Well, fast forward a couple of decades. While rural counties in Oregon are largely dependent upon federal subsidies to offset lost timber income just to provide basic services like roads and jails, the Northern Spotted Owl is still threatened, with populations declining.

Wait, what? I thought science saved the Spotted Owl!

Evidently the science wasn’t settled after all. In 2004, the US Fish and Wildlife Service changed the reasoning behind keeping the Northern Spotted Owl on the Threatened list. Oh it’s still threatened, but it turns out that they are unable to compete with an invasive species, the Barred Owl.

On top of all that, it turns out that clear-cutting might actually be good for the Spotted Owl. See, now this is where I start to get irritated. Junk science was accepted as gospel for 30 years, and only now are new studies showing that the Spotted Owl doesn’t need old growth forest habitats to thrive:

Efforts to model forest succession and likely NSO (Northern Spotted Owl) responses in dry forests under several management scenarios suggest a bleak scenario for owl habitat within the <10 yr window described by the 2011 revised recovery plan. In the short-term or at small spatial scales it is argued that forest-health type thinning would likely result in a decrease in available owl habitat even when compared to habitat lost through catastrophic wildfire during the same time period. After several decades, however, the forests treated silviculturally were considered to have more NSOs than those not treated. A majority of federal scientists now caution, despite acute short-term pressures facing NSOs, that successful management and restoration of dry forests will require a long-term, landscape or eco-regional perspective that involves active silviculture.

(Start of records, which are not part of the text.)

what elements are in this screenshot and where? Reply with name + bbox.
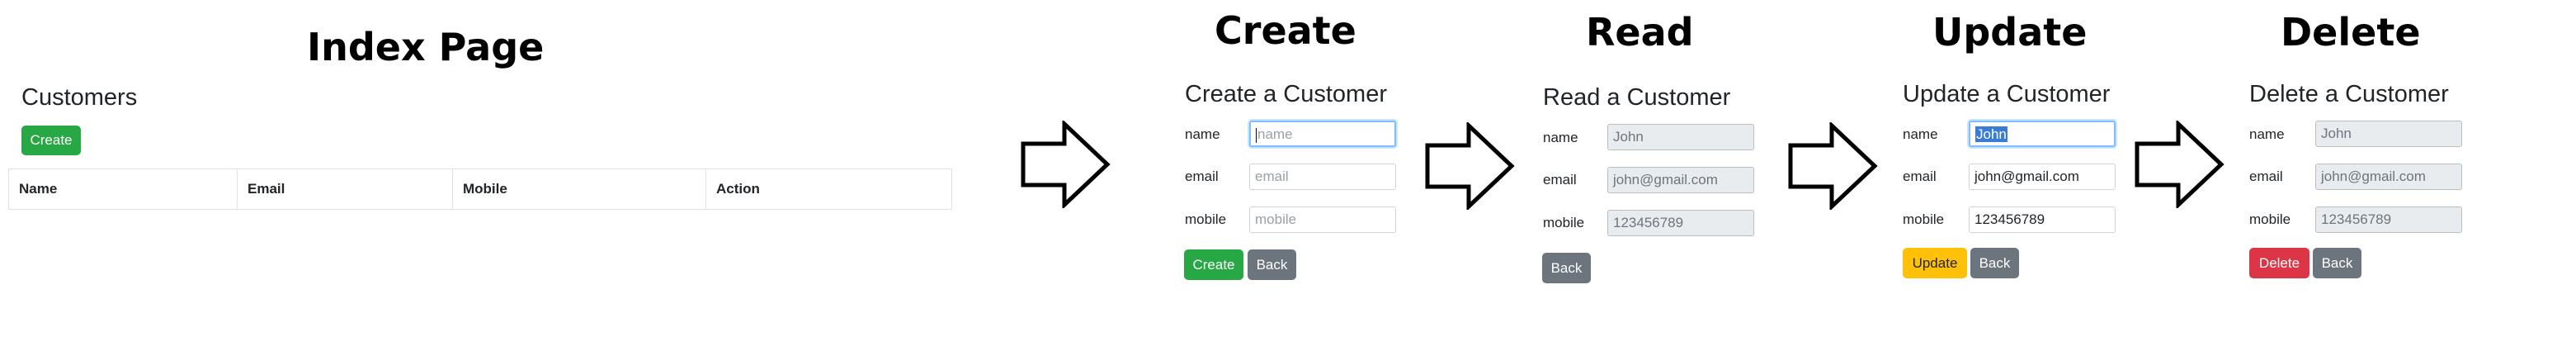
column-header-action: Action bbox=[705, 168, 952, 210]
create-submit-button[interactable]: Create bbox=[1184, 249, 1243, 280]
update-heading: Update bbox=[1932, 10, 2088, 55]
mobile-input[interactable]: mobile bbox=[1249, 206, 1396, 233]
back-button[interactable]: Back bbox=[1542, 253, 1591, 283]
update-submit-button[interactable]: Update bbox=[1903, 248, 1967, 278]
back-button[interactable]: Back bbox=[2313, 248, 2361, 278]
right-arrow-icon bbox=[1021, 121, 1111, 208]
name-label: name bbox=[1543, 130, 1578, 145]
name-label: name bbox=[2249, 126, 2285, 142]
create-form-title: Create a Customer bbox=[1185, 81, 1387, 107]
back-button[interactable]: Back bbox=[1970, 248, 2019, 278]
delete-form-title: Delete a Customer bbox=[2249, 81, 2449, 107]
index-heading: Index Page bbox=[307, 25, 545, 69]
name-input[interactable]: John bbox=[1969, 121, 2116, 147]
read-form-title: Read a Customer bbox=[1543, 84, 1731, 111]
name-field: John bbox=[1607, 124, 1754, 150]
delete-submit-button[interactable]: Delete bbox=[2249, 248, 2309, 278]
email-field: john@gmail.com bbox=[1607, 167, 1754, 193]
column-header-name: Name bbox=[8, 168, 238, 210]
back-button[interactable]: Back bbox=[1248, 249, 1296, 280]
name-label: name bbox=[1903, 126, 1938, 142]
mobile-field: 123456789 bbox=[2315, 206, 2462, 233]
mobile-field: 123456789 bbox=[1607, 210, 1754, 236]
mobile-label: mobile bbox=[1903, 211, 1945, 227]
table-header-row: Name Email Mobile Action bbox=[8, 168, 952, 210]
email-field: john@gmail.com bbox=[2315, 164, 2462, 190]
email-label: email bbox=[1185, 168, 1219, 184]
mobile-label: mobile bbox=[2249, 211, 2291, 227]
right-arrow-icon bbox=[2135, 121, 2225, 208]
create-heading: Create bbox=[1215, 8, 1356, 53]
delete-heading: Delete bbox=[2281, 10, 2421, 55]
email-input[interactable]: email bbox=[1249, 164, 1396, 190]
email-label: email bbox=[1543, 172, 1577, 187]
name-field: John bbox=[2315, 121, 2462, 147]
column-header-email: Email bbox=[237, 168, 453, 210]
right-arrow-icon bbox=[1425, 122, 1515, 210]
mobile-label: mobile bbox=[1185, 211, 1227, 227]
email-input[interactable]: john@gmail.com bbox=[1969, 164, 2116, 190]
column-header-mobile: Mobile bbox=[452, 168, 706, 210]
read-heading: Read bbox=[1586, 10, 1694, 55]
mobile-label: mobile bbox=[1543, 215, 1585, 230]
mobile-input[interactable]: 123456789 bbox=[1969, 206, 2116, 233]
create-button[interactable]: Create bbox=[21, 126, 81, 155]
update-form-title: Update a Customer bbox=[1903, 81, 2111, 107]
customers-table: Name Email Mobile Action bbox=[8, 168, 952, 210]
customers-title: Customers bbox=[21, 84, 138, 111]
email-label: email bbox=[1903, 168, 1937, 184]
email-label: email bbox=[2249, 168, 2283, 184]
name-input[interactable]: name bbox=[1249, 121, 1396, 147]
name-label: name bbox=[1185, 126, 1220, 142]
right-arrow-icon bbox=[1788, 122, 1878, 210]
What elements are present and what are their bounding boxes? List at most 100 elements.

For you flatlanders, active silviculture = managing, thinning and maintaining forest lands so that they do no become choked with underbrush and too many trees. The full report of silviculture options is pretty intersting, and can be seen here, on page 16. The fact that the U.S Fish and Wildlife Service still relies on outdated junk science in their NSO Recovery Plan defies all logic and, well, science. Active silviculture means being a good steward of the land – in other words, the ultimate in conservation.

But we all know that junk science is used to push a lot of really awful policy. Whether it be Michael Mann’s debunked hockey-stick graph that is worthy of ridicule, to the IPCC having been busted in actively promoting falsified data to support global warming claims that could otherwise not be proven, to the current deliberate misrepresentation of coal dust by taking pictures of trains carrying coke – a product that wouldn’t be shipped through the Pacific Northwest under the current coal terminal proposals – junk science is rampant in public policy.

I have a new rule of thumb. If a public policy claims to be based in science, and proposes to curtail my personal freedom to move about as I choose; consume products as I see fit; utilize the healthcare system directly with my doctor instead of allowing my privacy to be breached by bureaucrats; or any other transaction that I choose to undertake, I’m just going to assume that the science backing that policy has been manufactured to generate the politicians’ desired results. Experience has shown that this is a safe assumption.